Calibration of the weights is one of the structured discussions that happens during a pilot program deployment. The starting point is the default weights applied to the pilot fleet, followed by a retrospective review of the dispatch decisions that were generated: were the dispatched assets the ones the reliability engineering team's experience would have predicted? If the model is consistently surfacing assets that field teams consider lower-priority than other flagged assets they know about, the weights need adjustment.
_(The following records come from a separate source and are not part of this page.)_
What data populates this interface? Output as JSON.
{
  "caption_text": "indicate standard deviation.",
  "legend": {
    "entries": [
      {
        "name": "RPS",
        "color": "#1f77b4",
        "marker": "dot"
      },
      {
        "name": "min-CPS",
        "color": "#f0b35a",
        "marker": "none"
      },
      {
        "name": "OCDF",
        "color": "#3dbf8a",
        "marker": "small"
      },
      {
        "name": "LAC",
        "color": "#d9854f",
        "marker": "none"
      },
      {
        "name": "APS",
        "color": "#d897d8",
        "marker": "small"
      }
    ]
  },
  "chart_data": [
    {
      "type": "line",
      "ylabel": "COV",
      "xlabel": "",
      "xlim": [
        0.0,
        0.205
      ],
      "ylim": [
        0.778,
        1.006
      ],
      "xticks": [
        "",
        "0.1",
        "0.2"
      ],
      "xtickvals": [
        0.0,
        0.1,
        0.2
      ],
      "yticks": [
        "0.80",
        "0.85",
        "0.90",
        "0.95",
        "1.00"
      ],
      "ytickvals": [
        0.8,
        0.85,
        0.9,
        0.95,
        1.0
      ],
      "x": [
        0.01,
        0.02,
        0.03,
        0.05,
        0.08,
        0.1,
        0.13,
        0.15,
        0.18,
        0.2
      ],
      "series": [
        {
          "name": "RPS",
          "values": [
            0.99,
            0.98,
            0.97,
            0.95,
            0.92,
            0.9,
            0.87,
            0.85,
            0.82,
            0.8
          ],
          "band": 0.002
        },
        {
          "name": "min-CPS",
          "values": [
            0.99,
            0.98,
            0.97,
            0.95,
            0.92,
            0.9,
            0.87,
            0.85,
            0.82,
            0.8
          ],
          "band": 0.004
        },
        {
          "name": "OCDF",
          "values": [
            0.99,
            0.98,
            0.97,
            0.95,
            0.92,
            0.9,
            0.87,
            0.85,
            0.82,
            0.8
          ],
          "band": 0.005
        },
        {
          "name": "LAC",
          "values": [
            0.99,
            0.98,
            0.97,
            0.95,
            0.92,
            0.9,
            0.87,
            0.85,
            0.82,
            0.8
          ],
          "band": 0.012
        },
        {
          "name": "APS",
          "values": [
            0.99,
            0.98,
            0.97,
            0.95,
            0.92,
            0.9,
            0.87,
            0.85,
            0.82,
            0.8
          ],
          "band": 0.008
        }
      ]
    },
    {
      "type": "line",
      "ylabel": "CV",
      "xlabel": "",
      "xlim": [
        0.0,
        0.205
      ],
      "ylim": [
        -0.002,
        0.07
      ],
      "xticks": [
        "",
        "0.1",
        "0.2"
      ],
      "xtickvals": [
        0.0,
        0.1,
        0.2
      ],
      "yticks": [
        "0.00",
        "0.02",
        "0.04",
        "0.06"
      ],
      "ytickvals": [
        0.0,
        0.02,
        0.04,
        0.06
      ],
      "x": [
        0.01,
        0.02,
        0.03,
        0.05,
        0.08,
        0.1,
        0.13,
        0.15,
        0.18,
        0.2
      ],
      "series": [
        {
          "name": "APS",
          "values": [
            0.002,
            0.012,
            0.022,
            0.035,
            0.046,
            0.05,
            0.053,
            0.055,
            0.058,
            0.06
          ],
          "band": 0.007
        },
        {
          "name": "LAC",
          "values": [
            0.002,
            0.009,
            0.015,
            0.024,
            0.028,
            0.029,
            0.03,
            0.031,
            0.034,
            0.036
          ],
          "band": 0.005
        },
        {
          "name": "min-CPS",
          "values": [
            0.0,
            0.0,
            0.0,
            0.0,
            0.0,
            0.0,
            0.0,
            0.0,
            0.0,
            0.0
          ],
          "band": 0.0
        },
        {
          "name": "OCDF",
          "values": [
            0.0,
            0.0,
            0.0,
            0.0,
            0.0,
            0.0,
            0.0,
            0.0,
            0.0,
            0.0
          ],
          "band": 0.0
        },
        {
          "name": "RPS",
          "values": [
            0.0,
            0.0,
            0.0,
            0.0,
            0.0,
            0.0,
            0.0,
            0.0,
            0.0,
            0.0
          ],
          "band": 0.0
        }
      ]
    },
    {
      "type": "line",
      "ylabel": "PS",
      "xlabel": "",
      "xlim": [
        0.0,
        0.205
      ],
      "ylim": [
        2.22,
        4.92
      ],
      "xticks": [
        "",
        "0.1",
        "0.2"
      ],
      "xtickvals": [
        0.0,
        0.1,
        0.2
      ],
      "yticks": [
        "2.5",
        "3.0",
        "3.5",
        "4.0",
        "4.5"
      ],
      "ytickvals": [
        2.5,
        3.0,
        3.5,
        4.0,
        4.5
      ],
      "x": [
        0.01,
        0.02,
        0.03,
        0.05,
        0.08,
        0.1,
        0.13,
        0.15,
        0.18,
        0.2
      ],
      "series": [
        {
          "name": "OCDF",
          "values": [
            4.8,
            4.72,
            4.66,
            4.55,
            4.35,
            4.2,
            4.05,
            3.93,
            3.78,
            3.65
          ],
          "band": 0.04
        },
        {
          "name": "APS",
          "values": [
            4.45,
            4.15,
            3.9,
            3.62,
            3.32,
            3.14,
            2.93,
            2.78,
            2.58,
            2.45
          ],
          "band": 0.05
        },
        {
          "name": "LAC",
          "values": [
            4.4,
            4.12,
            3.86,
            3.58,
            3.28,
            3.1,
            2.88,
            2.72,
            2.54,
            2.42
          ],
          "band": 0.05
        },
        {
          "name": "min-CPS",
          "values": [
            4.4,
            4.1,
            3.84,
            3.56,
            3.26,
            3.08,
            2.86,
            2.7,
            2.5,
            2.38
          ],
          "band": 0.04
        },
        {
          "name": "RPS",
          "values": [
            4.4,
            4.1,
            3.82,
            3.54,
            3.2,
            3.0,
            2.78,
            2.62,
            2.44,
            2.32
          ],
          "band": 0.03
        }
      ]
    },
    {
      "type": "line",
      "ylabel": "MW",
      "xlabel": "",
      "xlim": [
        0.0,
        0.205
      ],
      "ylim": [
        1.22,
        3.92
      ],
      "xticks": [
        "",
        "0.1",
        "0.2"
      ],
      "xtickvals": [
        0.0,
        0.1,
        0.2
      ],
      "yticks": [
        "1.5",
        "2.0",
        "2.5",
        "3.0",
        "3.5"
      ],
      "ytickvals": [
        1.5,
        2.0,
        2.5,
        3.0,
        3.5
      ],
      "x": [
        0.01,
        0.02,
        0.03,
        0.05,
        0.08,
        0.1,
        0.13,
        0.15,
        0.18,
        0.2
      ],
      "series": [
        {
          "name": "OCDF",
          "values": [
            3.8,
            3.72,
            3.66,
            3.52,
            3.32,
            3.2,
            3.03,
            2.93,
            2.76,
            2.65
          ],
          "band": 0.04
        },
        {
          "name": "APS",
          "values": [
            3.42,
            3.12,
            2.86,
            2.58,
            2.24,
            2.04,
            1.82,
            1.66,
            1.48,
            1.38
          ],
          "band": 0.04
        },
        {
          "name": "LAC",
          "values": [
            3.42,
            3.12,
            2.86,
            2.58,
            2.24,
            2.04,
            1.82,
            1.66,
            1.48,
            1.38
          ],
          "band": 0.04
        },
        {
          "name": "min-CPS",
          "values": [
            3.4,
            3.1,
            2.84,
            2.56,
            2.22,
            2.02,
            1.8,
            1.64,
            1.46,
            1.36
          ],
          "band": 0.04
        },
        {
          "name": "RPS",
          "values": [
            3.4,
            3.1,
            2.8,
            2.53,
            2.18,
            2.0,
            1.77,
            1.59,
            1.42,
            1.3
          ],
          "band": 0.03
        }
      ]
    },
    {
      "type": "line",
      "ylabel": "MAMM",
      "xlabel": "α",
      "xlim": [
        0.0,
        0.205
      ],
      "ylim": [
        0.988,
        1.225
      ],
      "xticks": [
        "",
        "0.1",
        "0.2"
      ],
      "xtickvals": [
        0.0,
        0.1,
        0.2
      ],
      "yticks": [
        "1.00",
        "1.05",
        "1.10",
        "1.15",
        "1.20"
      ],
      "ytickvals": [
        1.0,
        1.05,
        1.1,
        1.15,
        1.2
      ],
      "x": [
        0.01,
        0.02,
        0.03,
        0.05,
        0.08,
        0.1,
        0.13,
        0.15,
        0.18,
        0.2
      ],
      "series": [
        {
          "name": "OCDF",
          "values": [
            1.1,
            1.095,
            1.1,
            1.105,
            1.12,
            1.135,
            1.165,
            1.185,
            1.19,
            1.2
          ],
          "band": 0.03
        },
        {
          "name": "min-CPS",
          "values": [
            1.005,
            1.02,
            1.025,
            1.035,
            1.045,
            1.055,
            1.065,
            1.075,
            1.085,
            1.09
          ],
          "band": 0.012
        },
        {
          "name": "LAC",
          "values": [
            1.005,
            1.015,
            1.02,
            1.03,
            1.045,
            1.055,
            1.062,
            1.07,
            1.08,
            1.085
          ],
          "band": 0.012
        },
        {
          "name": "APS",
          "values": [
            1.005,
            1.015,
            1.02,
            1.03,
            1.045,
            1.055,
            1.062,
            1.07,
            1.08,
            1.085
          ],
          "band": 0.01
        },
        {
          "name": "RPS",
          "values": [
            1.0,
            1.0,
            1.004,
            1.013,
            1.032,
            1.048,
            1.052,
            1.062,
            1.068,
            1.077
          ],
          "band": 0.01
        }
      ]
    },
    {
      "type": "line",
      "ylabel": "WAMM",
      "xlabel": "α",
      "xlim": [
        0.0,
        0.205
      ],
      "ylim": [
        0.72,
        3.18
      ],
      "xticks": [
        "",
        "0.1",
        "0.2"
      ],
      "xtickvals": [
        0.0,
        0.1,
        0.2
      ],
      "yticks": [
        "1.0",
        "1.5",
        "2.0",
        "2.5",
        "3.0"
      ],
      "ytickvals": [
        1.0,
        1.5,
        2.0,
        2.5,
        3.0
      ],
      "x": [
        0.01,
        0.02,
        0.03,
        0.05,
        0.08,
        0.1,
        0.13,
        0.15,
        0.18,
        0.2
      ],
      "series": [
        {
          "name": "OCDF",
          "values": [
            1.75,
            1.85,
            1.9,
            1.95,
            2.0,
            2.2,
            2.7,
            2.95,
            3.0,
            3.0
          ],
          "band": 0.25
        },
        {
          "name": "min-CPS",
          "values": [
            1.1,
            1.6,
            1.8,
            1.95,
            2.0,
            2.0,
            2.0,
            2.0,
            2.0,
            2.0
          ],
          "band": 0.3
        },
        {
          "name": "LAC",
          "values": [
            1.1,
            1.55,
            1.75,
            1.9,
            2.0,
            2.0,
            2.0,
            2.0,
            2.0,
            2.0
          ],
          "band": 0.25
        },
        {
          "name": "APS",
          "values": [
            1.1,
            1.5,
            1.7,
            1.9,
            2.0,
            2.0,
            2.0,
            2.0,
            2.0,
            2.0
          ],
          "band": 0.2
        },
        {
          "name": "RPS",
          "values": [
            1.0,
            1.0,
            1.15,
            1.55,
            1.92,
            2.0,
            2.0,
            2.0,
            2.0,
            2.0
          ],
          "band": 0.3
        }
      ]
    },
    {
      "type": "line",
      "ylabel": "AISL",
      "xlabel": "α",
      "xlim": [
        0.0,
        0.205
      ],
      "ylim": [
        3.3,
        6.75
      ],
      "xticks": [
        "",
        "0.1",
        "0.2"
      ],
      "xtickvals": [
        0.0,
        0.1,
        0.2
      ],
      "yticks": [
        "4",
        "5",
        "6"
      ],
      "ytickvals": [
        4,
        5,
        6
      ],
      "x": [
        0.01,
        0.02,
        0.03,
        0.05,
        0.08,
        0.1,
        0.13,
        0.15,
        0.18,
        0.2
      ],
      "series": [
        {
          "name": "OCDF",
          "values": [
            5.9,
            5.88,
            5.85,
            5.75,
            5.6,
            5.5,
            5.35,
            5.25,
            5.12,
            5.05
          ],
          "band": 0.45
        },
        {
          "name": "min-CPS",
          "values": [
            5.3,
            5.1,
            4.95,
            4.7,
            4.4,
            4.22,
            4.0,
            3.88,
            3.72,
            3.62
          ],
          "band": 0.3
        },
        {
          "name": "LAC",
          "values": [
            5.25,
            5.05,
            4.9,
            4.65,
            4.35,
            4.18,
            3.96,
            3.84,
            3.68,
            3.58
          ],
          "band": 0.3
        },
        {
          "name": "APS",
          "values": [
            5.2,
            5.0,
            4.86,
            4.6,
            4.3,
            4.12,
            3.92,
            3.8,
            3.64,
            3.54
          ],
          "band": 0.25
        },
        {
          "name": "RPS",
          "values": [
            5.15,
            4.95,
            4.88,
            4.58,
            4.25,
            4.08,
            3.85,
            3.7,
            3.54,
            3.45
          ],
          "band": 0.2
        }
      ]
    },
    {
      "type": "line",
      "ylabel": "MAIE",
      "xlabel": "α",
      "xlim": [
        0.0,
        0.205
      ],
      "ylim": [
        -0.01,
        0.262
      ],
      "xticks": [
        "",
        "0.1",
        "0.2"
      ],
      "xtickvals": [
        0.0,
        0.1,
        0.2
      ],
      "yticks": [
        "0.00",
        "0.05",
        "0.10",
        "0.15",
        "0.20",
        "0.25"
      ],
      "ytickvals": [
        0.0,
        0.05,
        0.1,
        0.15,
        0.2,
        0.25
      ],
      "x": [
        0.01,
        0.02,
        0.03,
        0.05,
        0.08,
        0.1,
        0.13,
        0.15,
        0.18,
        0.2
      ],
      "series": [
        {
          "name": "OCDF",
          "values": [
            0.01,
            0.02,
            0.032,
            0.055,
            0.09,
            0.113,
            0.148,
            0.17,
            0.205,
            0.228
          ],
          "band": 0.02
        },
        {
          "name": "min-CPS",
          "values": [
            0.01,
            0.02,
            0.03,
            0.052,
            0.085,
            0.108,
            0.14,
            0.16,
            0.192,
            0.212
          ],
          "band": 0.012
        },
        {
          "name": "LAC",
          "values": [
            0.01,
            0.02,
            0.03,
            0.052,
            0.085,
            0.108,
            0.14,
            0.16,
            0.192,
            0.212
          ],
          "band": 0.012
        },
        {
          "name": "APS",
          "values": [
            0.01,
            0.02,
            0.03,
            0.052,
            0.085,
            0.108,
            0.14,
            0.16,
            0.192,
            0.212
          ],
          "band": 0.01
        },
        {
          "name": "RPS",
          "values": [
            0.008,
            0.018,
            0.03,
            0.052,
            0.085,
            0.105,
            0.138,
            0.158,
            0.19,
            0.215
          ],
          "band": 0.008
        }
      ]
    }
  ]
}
Handling Ties and Edge Cases
Any fleet risk ranking will produce situations where multiple assets have similar composite scores. The tiebreaking heuristic that works best in practice is recency of anomaly onset: among assets with similar composite AHI scores, dispatch first the one where the anomaly score has increased most rapidly in the last 7 days. A deteriorating trend is more urgent than a stable anomaly at the same current level, because the rate of change carries forward-looking information about failure timeline that the current score alone does not capture.
Edge cases worth handling explicitly: transformers in planned outage windows (scheduled for replacement in the next 30 days) should be explicitly flagged as "deferred — planned replacement" rather than appearing in the active dispatch queue. An anomaly flag on a transformer that is already scheduled for replacement is not a maintenance trigger — it is confirmation that the planned replacement was correctly prioritized. Allowing it to consume dispatch capacity from the active anomaly queue would be a workflow error.
What the Scoring Model Does Not Replace
Fleet risk scoring is a decision-support tool, not an automated dispatch system. We are not suggesting that the composite AHI should trigger automatic crew dispatch without human review. The role of the scoring model is to surface the right asset at the right time in the reliability engineer's attention queue — not to replace the engineer's judgment about the appropriate response action.
There are factors that the scoring model cannot capture: recent local intelligence from field crews who have observed something unusual, planned switching work that makes a specific circuit inaccessible, spare unit inventory constraints that affect what maintenance actions are executable this week. These factors belong in the engineer's decision, not in an automated scoring model. The model's job is to make sure the engineer is looking at the right 10 assets, not at 60 equally undifferentiated anomaly flags.